De Raad van State heeft de zaak op 21 oktober 2002 ter zitting behandeld, waarbij zowel de appellante als de verweerders aanwezig waren. De Afdeling bestuursrechtspraak overwoog dat de gedeputeerde staten onvoldoende rekening hadden gehouden met de feitelijke situatie en de belangen van de huidige bewoners. De Afdeling concludeerde dat de onthouding van goedkeuring niet voldoende was gemotiveerd en dat er geen deugdelijke onderbouwing was voor het besluit. De Raad van State verklaarde het beroep gegrond en vernietigde het besluit van de gedeputeerde staten, waarbij goedkeuring was onthouden aan het plandeel met de bestemming "Water" en de aanduiding "ligplaats(en) ten behoeve van woonschepen". Tevens werden de proceskosten en het griffierecht aan de appellante vergoed.

Uitspraak

200201490/1.
Datum uitspraak: 20 november 2002
AFDELING
BESTUURSRECHTSPRAAK
Uitspraak in het geding tussen:
de Vereniging Woonschepenoverleg Zwolle, gevestigd te Zwolle,
appellante,
en
gedeputeerde staten van Overijssel,
verweerders.
1. Procesverloop
Bij besluit van 11 juni 2001 heeft de gemeenteraad van Zwolle, op voorstel van burgemeester en wethouders van 1 mei 2001, vastgesteld het bestemmingsplan "Beschermd Stadsgezicht".
Het besluit van de gemeenteraad en het voorstel van burgemeester en wethouders zijn aan deze uitspraak gehecht.
Verweerders hebben bij hun besluit van 15 januari 2002, RWB/2001/2673, beslist over de goedkeuring van het bestemmingsplan.
Het besluit van verweerders is aangehecht.
Tegen dit besluit heeft appellante bij brief van 7 maart 2002, bij de Raad van State ingekomen op 13 maart 2002, beroep ingesteld.

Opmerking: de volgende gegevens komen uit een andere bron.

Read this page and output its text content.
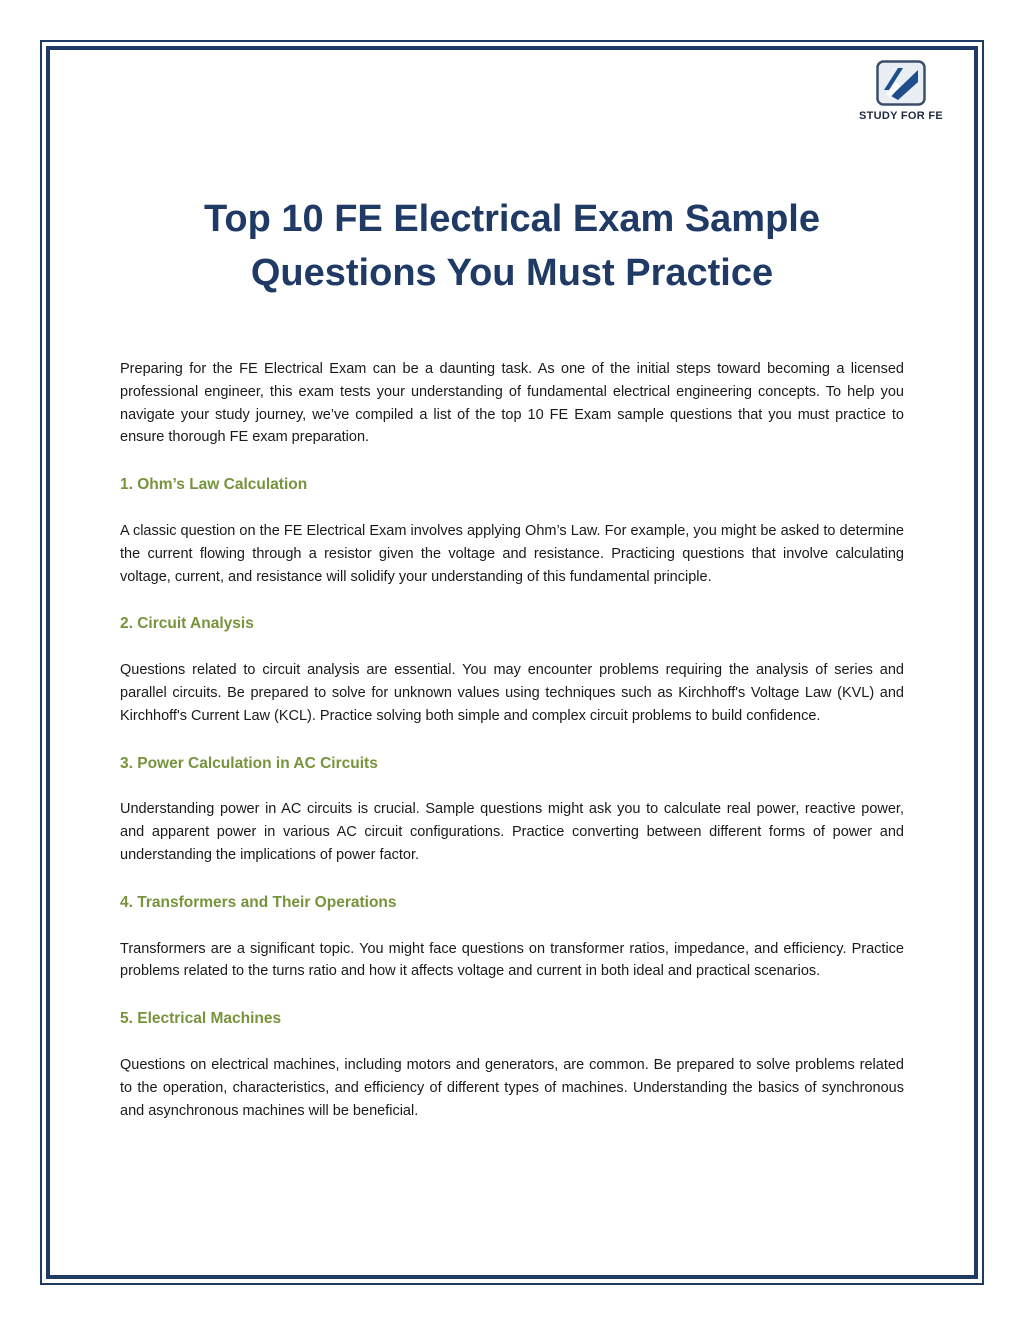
STUDY FOR FE
Top 10 FE Electrical Exam Sample
Questions You Must Practice

Preparing for the FE Electrical Exam can be a daunting task. As one of the initial steps toward becoming a licensed professional engineer, this exam tests your understanding of fundamental electrical engineering concepts. To help you navigate your study journey, we’ve compiled a list of the top 10 FE Exam sample questions that you must practice to ensure thorough FE exam preparation.

1. Ohm’s Law Calculation

A classic question on the FE Electrical Exam involves applying Ohm’s Law. For example, you might be asked to determine the current flowing through a resistor given the voltage and resistance. Practicing questions that involve calculating voltage, current, and resistance will solidify your understanding of this fundamental principle.

2. Circuit Analysis

Questions related to circuit analysis are essential. You may encounter problems requiring the analysis of series and parallel circuits. Be prepared to solve for unknown values using techniques such as Kirchhoff's Voltage Law (KVL) and Kirchhoff's Current Law (KCL). Practice solving both simple and complex circuit problems to build confidence.

3. Power Calculation in AC Circuits

Understanding power in AC circuits is crucial. Sample questions might ask you to calculate real power, reactive power, and apparent power in various AC circuit configurations. Practice converting between different forms of power and understanding the implications of power factor.

4. Transformers and Their Operations

Transformers are a significant topic. You might face questions on transformer ratios, impedance, and efficiency. Practice problems related to the turns ratio and how it affects voltage and current in both ideal and practical scenarios.

5. Electrical Machines

Questions on electrical machines, including motors and generators, are common. Be prepared to solve problems related to the operation, characteristics, and efficiency of different types of machines. Understanding the basics of synchronous and asynchronous machines will be beneficial.
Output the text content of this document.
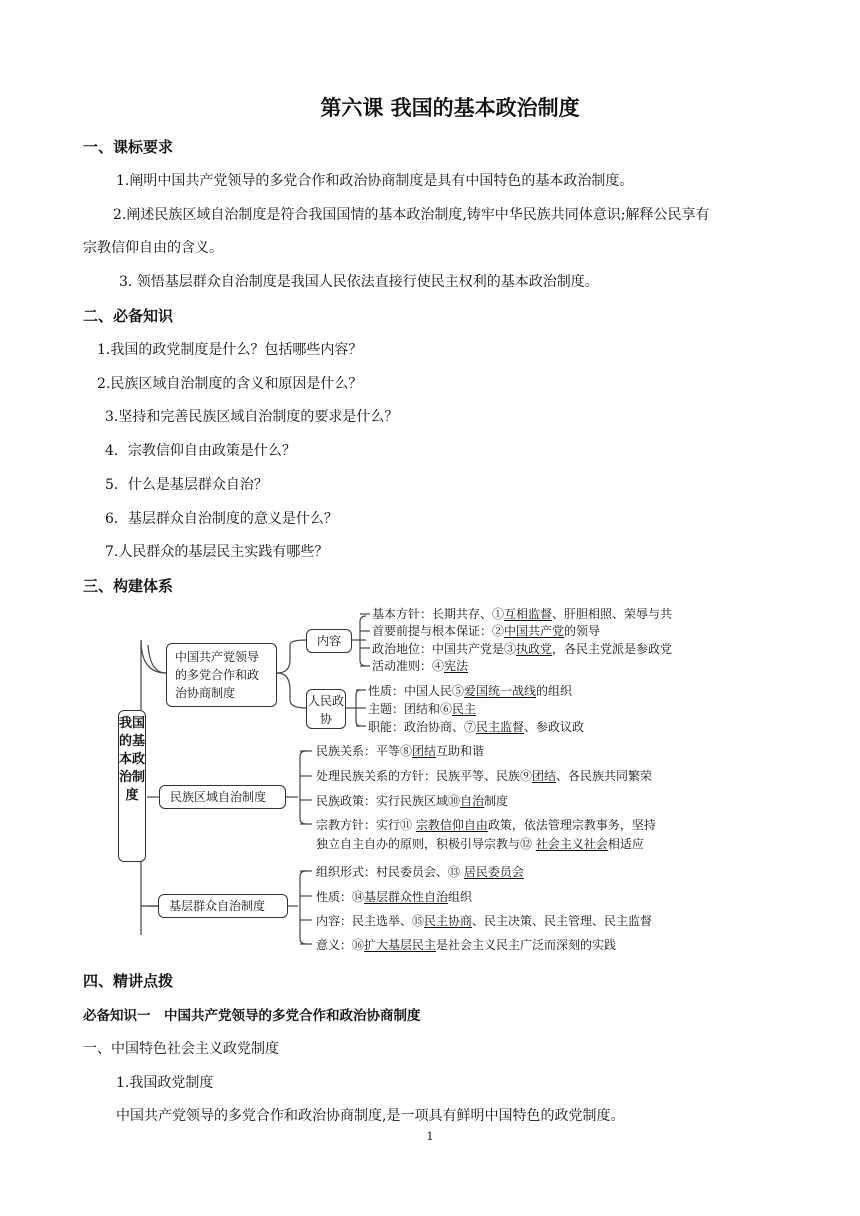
第六课 我国的基本政治制度
一、课标要求
1.阐明中国共产党领导的多党合作和政治协商制度是具有中国特色的基本政治制度。
2.阐述民族区域自治制度是符合我国国情的基本政治制度,铸牢中华民族共同体意识;解释公民享有
宗教信仰自由的含义。
3. 领悟基层群众自治制度是我国人民依法直接行使民主权利的基本政治制度。
二、必备知识
1.我国的政党制度是什么？包括哪些内容？
2.民族区域自治制度的含义和原因是什么？
3.坚持和完善民族区域自治制度的要求是什么？
4．宗教信仰自由政策是什么？
5．什么是基层群众自治？
6．基层群众自治制度的意义是什么？
7.人民群众的基层民主实践有哪些？
三、构建体系
我国的基本政治制度
中国共产党领导的多党合作和政治协商制度
内容
人民政协
基本方针：长期共存、①互相监督、肝胆相照、荣辱与共
首要前提与根本保证：②中国共产党的领导
政治地位：中国共产党是③执政党，各民主党派是参政党
活动准则：④宪法
性质：中国人民⑤爱国统一战线的组织
主题：团结和⑥民主
职能：政治协商、⑦民主监督、参政议政
民族区域自治制度
民族关系：平等⑧团结互助和谐
处理民族关系的方针：民族平等、民族⑨团结、各民族共同繁荣
民族政策：实行民族区域⑩自治制度
宗教方针：实行⑪ 宗教信仰自由政策，依法管理宗教事务，坚持
独立自主自办的原则，积极引导宗教与⑫ 社会主义社会相适应
基层群众自治制度
组织形式：村民委员会、⑬ 居民委员会
性质：⑭基层群众性自治组织
内容：民主选举、⑮民主协商、民主决策、民主管理、民主监督
意义：⑯扩大基层民主是社会主义民主广泛而深刻的实践
四、精讲点拨
必备知识一　中国共产党领导的多党合作和政治协商制度
一、中国特色社会主义政党制度
1.我国政党制度
中国共产党领导的多党合作和政治协商制度,是一项具有鲜明中国特色的政党制度。
1
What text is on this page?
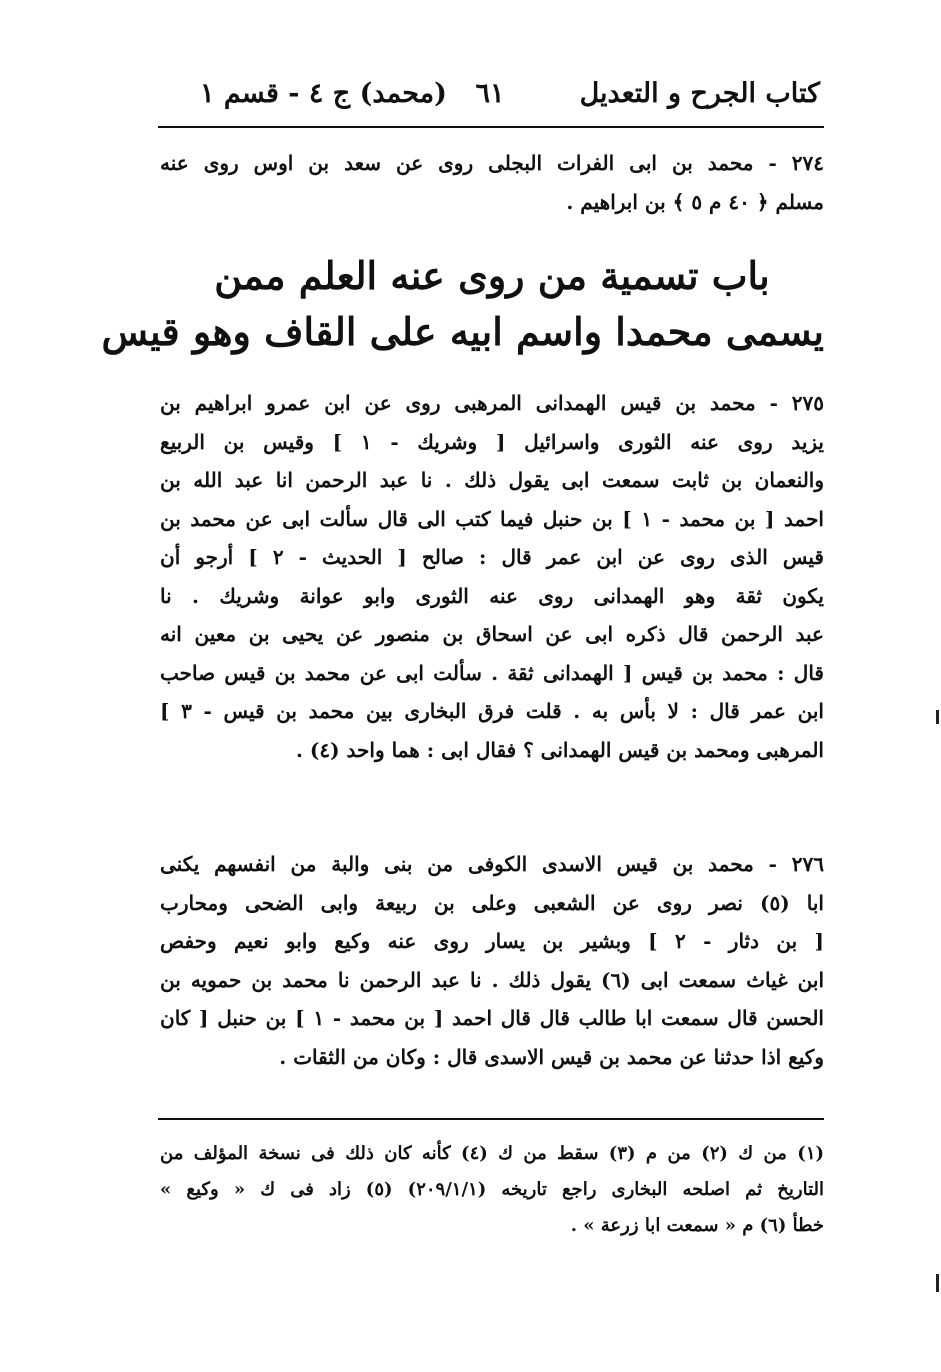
كتاب الجرح و التعديل
٦١
(محمد) ج ٤ - قسم ١
٢٧٤ - محمد بن ابى الفرات البجلى روى عن سعد بن اوس روى عنه
مسلم ﴿ ٤٠ م ٥ ﴾ بن ابراهيم .
باب تسمية من روى عنه العلم ممن
يسمى محمدا واسم ابيه على القاف وهو قيس
٢٧٥ - محمد بن قيس الهمدانى المرهبى روى عن ابن عمرو ابراهيم بن
يزيد روى عنه الثورى واسرائيل [ وشريك - ١ ] وقيس بن الربيع
والنعمان بن ثابت سمعت ابى يقول ذلك . نا عبد الرحمن انا عبد الله بن
احمد [ بن محمد - ١ ] بن حنبل فيما كتب الى قال سألت ابى عن محمد بن
قيس الذى روى عن ابن عمر قال : صالح [ الحديث - ٢ ] أرجو أن
يكون ثقة وهو الهمدانى روى عنه الثورى وابو عوانة وشريك . نا
عبد الرحمن قال ذكره ابى عن اسحاق بن منصور عن يحيى بن معين انه
قال : محمد بن قيس [ الهمدانى ثقة . سألت ابى عن محمد بن قيس صاحب
ابن عمر قال : لا بأس به . قلت فرق البخارى بين محمد بن قيس - ٣ ]
المرهبى ومحمد بن قيس الهمدانى ؟ فقال ابى : هما واحد (٤) .
٢٧٦ - محمد بن قيس الاسدى الكوفى من بنى والبة من انفسهم يكنى
ابا (٥) نصر روى عن الشعبى وعلى بن ربيعة وابى الضحى ومحارب
[ بن دثار - ٢ ] وبشير بن يسار روى عنه وكيع وابو نعيم وحفص
ابن غياث سمعت ابى (٦) يقول ذلك . نا عبد الرحمن نا محمد بن حمويه بن
الحسن قال سمعت ابا طالب قال قال احمد [ بن محمد - ١ ] بن حنبل [ كان
وكيع اذا حدثنا عن محمد بن قيس الاسدى قال : وكان من الثقات .
(١) من ك (٢) من م (٣) سقط من ك (٤) كأنه كان ذلك فى نسخة المؤلف من
التاريخ ثم اصلحه البخارى راجع تاريخه (٢٠٩/١/١) (٥) زاد فى ك « وكيع »
خطأ (٦) م « سمعت ابا زرعة » .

Deze brief is aangehecht.
Na afloop van het vooronderzoek zijn nadere stukken ontvangen van appellante. Deze zijn aan de andere partijen toegezonden.
De Afdeling heeft de zaak ter zitting behandeld op 21 oktober 2002, waar appellante, vertegenwoordigd door gemachtigde, en verweerders, vertegenwoordigd door mevrouw T. Drint, ambtenaar bij de provincie, zijn verschenen. Voorts zijn als partij gehoord de gemeenteraad van Zwolle, vertegenwoordigd door mevrouw drs. D.F.J. Hulk, ambtenaar bij de gemeente, en [partij] Lakfabrieken B.V., vertegenwoordigd door mr. S.J. Th. Homan, advocaat.
2. Overwegingen
2.1. Namens [partij] Lakfabrieken B.V. is ter zitting gesteld dat het beroep van appellante niet-ontvankelijk verklaard moet worden omdat dit onvoldoende is gespecificeerd.
De Afdeling overweegt dat uit het beroepschrift duidelijk blijkt dat het beroep is gericht tegen de bij het bestreden besluit gegeven onthouding van goedkeuring aan het plandeel met de bestemming “Water” en de aanduiding “ligplaats(en) ten behoeve van woonschepen” toegekend aan de wateren ten noorden van de Friese Wal en dat eveneens duidelijk blijkt wat de gronden van dit beroep zijn. De Afdeling ziet geen grond om te oordelen dat het beroepschrift naar de inhoud niet aan de terzake gestelde wettelijke voorschriften voldoet. Noch om de door [partij] Lakfabrieken B.V. gestelde redenen, noch overigens bestaat aanleiding het beroep niet-ontvankelijk te verklaren.
2.2. Aan de orde is een geschil inzake een besluit omtrent de goedkeuring van een bestemmingsplan. Ingevolge artikel 28, tweede lid, van de Wet op de Ruimtelijke Ordening in samenhang met artikel 10:27 van de Algemene wet bestuursrecht rust op verweerders de taak om - in voorkomend geval mede op basis van de ingebrachte bedenkingen - te bezien of het plan niet in strijd is met een goede ruimtelijke ordening. Daarbij dienen zij rekening te houden met de aan de gemeenteraad toekomende vrijheid om bestemmingen aan te wijzen en voorschriften te geven die de raad uit een oogpunt van een goede ruimtelijke ordening nodig acht. Daarnaast hebben verweerders er op toe te zien dat het plan en de totstandkoming daarvan niet in strijd zijn met het recht.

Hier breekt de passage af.